Seiko’s D409 was a forerunner to Casio’s highly successful Databank watches and was released in 1982.
It had a number of case variations, some smooth and curvy, and others like this chunky and angular example, the 5010 Sports 100 version.
While it featured the usual digital wristwatch functions of time, date, alarm and stopwatch, it’s main selling point was the ability of the wearer to set a number of screens of alpha-numeric messages in a very readable dot-matrix display, for recall later.
These messages were inputted using the ‘sign table’ at the bottom of the LCD.
Video game players would have picked it up straight away since it worked the same way as inputting your initials if you reached a high score on many games of the early 1980s.
You cycle through the letters to select the one you want with one button, and select with another.

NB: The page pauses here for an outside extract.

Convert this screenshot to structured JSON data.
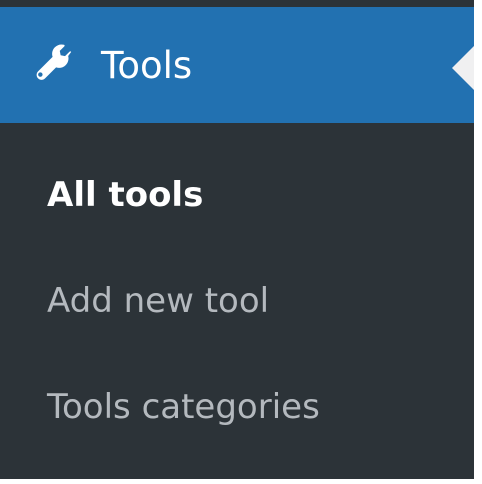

The messages are shown on a two line display, each line having 8 blocks of 5×6 (covering 16 letters at a time). With each message having a total of 112 possible digits, there were seven screens that could be scrolled through. In one of the slots, the watch displayed the message ‘This is your memory watch. Let us memorize anything you like for example tel. no. card no. name and address’.
An interesting gimmick and one that sold well — there are always a few of these on eBay at any one time and while the prices fluctuate a bit, you can usually find one in the style you like best for a price that’s reasonable.